The chart below here, from the Census Bureau, shows the pattern of new home sales over the period of the recently departed bubble. Note that the big run-up in sales this time around came between mid-2001 and mid-2005, though sales volumes remained above historical norms well into 2007. Which is to say, a lot of people were buying into the fiction that house values were a one-way street up -- at the worst possible time. They are now all underwater on their mortgages, though many are still holding on and hoping for a decisive turnaround that will make them whole again on their McMansions. These are false hopes, and as they are ultimately dashed – as they must be if we are ever going to see real estate in a sustained recovery (albeit from a lower level) – the inventory of houses for sale will again rise, and prices will drop.
Simply, despite yesterday’s cheery news on real estate, we are a long ways from being out of the woods. But, that said, one must also add an important caveat: there is no such thing as a “national” real estate market – it’s all local. There are going to be geographical pockets where a solid bottom will soon be put in, or may even already have been. And there will be some terrific bargains for smart shoppers armed with cash to lay on the table in front of anxious sellers.

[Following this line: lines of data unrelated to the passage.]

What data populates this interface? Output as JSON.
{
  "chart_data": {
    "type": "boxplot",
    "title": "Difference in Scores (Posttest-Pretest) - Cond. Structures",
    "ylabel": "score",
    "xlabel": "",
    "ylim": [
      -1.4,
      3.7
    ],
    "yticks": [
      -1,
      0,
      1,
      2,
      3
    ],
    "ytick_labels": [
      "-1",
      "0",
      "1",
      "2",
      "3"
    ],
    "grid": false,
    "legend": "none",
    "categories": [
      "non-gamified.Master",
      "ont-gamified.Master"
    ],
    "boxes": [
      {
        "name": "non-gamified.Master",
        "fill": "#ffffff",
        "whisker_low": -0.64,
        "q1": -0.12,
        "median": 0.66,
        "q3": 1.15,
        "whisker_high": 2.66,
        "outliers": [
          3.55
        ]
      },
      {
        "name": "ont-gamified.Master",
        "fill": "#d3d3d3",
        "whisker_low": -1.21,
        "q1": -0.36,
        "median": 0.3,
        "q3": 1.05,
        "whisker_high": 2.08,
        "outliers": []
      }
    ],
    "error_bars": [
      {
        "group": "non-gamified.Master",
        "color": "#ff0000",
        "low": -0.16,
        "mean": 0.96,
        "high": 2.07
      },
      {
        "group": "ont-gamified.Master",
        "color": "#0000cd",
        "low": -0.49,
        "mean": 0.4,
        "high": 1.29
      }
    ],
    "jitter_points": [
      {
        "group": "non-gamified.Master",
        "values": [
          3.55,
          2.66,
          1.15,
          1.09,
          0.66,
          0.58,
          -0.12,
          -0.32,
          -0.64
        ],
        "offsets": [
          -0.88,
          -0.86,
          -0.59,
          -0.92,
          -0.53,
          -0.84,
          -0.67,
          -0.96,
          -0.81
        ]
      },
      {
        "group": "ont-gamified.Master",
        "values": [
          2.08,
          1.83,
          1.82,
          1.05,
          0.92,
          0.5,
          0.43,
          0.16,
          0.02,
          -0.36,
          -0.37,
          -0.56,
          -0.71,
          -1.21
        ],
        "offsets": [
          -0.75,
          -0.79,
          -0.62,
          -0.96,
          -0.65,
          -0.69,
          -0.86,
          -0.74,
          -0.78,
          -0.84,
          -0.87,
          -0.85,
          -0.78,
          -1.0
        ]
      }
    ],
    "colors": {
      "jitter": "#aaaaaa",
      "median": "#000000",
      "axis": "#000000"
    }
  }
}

Speaking of having cash, as early as 2004 we were stressing investors should dump real estate and buy gold. I came across the following chart, from InvestmentTools.com, that shows the result had you followed that advice. The chart displays how many ounces of gold it takes to buy the average U.S. house. What it means is that if you had sold your real estate and switched into gold, your gold would now buy one hell of a house, vs. the result if you had hung on to your house.